Hope is a Ranger Word (and we need it now more than ever)
By JC Glick and Sarah Ngu
How to be an Inspirational Leader
There are many components of inspirational leadership: a worthy mission, shared values, and so on. But at its heart is a leader who values people. A leader who elevates the needs of people above the needs of the organization, who creates space for co-creation of strategies, and who prioritizes people’s developmental goals above the demands of the task at hand. A leader who sees the best in people and also enables them to see it in themselves as well.
When you trust and believe in people more than in your goals, standards, or ideas, people may surprise you with just what they can do. In contrast, when you flip the priority and focus primarily on what you want accomplished, tasks may get done, but your people will most likely never try to go beyond them. You end up getting what you expect.
We usually understand “inspiration,” as opposed to “motivation,” in terms of intrinsic versus extrinsic drives. To be motivated is to be compelled by external forces, such as coercion (“do this or else”) or money (“do this and you will get a bonus”). Inspiration, by contrast, is driven by forces from the inside, such as your values or purpose. While this is a valid distinction, there is another crucial one: inspiration is always a positive force, whereas motivation can be a negative one. “Positive” does not mean “complimentary.” To inspire someone does not mean only giving compliments. It does mean that the feedback you give, positive or negative, must affirm a person’s potential. It must be oriented towards the future.
There will be resistance, of course, as we work toward leading and living in this way. As we try to re-orient our institutions to become more human-centered, we will encounter plenty of fear and inertia. How do we inspire people to overcome fear and take action? It almost goes without saying, but hope is fundamental. If there is no belief that the desired outcome is possible, there will be no action. There will always be an excuse: “This is too much for us to do,” or “Why take that risk?”
Once we decide that we want to be inspirational instead of motivational leaders, the next question is, “How can I become one”? The answer is not as daunting as the quest appears. After years of thought and observation, we have developed a simple diagram to explain inspirational leadership.

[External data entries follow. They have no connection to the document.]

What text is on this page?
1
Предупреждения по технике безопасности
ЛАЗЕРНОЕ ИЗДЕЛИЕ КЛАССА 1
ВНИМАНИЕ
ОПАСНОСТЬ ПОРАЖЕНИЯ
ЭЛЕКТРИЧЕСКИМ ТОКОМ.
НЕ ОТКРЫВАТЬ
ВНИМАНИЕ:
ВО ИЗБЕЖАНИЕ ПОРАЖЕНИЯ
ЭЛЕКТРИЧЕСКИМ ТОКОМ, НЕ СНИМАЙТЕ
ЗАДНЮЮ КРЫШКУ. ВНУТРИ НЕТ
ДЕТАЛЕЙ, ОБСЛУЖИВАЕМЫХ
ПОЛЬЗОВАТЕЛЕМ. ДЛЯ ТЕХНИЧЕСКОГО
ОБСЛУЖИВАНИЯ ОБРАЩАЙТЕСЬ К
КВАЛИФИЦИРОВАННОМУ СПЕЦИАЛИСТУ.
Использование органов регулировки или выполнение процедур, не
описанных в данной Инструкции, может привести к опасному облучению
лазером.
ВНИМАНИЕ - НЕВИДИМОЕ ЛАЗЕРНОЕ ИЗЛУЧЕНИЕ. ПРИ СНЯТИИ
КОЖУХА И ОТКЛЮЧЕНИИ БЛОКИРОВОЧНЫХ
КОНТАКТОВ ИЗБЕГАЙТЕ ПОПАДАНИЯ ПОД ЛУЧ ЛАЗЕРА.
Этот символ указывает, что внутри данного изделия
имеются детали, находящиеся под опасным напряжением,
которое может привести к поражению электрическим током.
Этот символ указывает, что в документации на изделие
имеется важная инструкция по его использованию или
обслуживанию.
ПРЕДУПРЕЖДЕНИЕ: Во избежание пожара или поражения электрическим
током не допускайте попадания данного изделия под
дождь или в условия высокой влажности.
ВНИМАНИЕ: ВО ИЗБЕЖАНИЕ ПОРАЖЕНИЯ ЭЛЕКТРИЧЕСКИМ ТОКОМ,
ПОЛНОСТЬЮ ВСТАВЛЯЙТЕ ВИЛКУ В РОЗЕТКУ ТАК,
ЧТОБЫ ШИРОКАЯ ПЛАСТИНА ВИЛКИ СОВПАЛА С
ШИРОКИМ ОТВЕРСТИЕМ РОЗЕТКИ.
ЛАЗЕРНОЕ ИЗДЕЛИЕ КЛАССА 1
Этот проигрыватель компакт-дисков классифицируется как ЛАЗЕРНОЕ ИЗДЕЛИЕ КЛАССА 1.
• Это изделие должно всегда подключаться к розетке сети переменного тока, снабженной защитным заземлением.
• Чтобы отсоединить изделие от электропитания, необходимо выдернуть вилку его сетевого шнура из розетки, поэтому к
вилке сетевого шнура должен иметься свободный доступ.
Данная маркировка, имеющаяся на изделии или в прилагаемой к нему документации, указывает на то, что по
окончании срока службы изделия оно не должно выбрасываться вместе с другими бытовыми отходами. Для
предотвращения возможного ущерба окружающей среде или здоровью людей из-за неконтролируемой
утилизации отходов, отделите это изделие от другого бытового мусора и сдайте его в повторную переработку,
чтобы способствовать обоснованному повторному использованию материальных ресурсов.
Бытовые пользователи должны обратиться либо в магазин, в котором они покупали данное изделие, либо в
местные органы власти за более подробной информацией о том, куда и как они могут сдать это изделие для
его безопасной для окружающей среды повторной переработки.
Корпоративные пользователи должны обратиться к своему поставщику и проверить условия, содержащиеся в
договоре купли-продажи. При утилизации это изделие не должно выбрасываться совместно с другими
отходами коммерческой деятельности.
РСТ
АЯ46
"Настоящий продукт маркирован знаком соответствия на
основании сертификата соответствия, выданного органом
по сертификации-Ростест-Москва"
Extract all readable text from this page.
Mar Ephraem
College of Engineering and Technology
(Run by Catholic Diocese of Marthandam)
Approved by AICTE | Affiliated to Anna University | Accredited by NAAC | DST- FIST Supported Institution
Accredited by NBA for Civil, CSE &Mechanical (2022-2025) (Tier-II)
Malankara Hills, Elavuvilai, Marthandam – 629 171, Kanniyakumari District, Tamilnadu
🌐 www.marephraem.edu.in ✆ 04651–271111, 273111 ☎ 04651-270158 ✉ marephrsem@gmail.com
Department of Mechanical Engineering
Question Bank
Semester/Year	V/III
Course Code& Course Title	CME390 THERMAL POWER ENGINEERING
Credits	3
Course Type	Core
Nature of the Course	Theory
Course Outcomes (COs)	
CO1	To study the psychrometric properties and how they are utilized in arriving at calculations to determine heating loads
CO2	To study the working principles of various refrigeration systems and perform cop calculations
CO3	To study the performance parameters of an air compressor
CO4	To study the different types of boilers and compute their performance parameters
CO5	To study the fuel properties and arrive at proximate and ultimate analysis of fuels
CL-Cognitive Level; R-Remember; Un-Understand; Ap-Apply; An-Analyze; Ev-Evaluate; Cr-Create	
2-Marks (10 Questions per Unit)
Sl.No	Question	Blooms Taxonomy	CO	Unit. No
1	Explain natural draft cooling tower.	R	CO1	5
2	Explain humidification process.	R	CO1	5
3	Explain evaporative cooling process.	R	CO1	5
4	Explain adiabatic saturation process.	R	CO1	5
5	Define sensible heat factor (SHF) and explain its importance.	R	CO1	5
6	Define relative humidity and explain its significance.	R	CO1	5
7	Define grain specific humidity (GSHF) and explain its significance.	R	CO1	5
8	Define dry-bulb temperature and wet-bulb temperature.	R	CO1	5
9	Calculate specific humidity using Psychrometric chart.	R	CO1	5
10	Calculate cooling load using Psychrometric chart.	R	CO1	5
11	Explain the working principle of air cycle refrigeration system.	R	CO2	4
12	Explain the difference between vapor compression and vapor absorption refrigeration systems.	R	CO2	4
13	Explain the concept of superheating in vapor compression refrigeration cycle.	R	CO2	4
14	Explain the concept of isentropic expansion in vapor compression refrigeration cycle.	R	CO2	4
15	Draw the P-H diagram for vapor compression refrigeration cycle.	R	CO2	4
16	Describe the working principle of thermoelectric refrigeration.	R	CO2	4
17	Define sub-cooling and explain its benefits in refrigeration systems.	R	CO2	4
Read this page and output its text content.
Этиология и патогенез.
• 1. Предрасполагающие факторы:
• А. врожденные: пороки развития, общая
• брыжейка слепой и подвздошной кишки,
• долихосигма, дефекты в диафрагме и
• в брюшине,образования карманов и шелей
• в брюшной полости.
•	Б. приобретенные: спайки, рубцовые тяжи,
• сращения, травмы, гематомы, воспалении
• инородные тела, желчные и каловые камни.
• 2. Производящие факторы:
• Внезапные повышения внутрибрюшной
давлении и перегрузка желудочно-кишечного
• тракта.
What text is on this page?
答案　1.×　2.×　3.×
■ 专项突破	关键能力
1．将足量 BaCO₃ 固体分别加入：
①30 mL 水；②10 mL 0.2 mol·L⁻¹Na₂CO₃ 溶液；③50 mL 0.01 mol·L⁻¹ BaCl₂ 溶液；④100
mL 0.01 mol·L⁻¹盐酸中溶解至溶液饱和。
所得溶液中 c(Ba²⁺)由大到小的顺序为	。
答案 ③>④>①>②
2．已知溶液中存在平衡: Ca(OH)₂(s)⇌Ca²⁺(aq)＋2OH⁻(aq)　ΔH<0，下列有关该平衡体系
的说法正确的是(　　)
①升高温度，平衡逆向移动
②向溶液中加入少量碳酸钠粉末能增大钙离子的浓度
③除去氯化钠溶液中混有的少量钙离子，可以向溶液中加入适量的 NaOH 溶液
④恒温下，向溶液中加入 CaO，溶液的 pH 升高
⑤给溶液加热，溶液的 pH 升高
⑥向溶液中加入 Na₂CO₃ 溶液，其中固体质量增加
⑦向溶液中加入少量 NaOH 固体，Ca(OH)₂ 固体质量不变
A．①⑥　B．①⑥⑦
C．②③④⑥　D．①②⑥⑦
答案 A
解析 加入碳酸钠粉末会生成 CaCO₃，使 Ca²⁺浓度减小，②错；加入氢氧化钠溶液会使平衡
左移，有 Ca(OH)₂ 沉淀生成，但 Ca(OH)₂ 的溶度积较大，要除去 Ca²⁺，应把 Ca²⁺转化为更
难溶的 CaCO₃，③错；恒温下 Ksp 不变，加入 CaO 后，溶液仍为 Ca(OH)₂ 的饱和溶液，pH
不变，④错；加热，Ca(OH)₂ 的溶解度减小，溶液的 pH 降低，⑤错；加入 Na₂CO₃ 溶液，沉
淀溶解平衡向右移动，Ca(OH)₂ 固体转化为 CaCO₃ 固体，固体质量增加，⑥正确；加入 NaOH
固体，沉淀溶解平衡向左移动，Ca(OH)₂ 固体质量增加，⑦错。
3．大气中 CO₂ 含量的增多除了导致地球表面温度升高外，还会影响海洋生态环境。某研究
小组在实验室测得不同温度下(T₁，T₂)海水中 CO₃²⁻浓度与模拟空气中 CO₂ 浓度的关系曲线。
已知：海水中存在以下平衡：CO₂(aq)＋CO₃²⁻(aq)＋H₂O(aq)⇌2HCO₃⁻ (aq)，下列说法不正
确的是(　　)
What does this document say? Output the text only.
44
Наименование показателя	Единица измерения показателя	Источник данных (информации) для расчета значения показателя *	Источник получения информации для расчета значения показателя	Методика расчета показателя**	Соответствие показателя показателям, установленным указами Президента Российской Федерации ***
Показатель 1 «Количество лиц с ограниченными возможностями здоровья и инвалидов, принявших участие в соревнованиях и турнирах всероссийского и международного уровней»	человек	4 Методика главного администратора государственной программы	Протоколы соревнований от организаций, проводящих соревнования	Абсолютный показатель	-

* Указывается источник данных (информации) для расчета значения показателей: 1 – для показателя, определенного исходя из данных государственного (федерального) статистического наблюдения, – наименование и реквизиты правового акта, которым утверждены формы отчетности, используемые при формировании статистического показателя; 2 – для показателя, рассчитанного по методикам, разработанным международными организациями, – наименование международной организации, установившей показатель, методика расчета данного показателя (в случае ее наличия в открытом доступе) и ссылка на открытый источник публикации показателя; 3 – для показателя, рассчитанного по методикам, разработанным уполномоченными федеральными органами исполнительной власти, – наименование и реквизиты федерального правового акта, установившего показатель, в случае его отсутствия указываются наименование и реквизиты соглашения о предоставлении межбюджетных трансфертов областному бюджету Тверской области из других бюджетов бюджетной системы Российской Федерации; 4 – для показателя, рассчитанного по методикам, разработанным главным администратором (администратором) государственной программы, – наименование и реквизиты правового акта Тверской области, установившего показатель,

At the end of the day, the goal of leadership is action. Leaders want those they lead to do something – think, act, behave, etc. There is always something, however, that wants to stifle action, and if we really think about it, that something is fear.
Fear is a constant. It is always there, in our private lives and in our professional lives. If you think about the times when something stopped you from doing something or even made you hesitate, we bet that it was fear. We know that fear has to be overcome by courage. Courage is not the absence of fear; it is the ability to act in the face of fear. So simply put, leaders need to create courage. It is difficult to motivate real courage, but you can inspire it in your people. In order to inspire courage, you need to create hope and trust in your people. Hope that what needs to be done is worth doing, and trust that they can do it and that you have their backs.
Sometimes leaders try to inspire hope by focusing on situational factors: “The situation is less difficult than you might think,” or, “The payoff is so huge that we must try.” But there is another crucial and important way to inspire hope: trust.
People must have a basic trust in their leaders and organizations in order to buy into their vision: Are they telling the truth? Will they look out for us when things get hard? But trust must also be extended the other way: People have to feel trusted by their leaders and organizations. They have to feel valued.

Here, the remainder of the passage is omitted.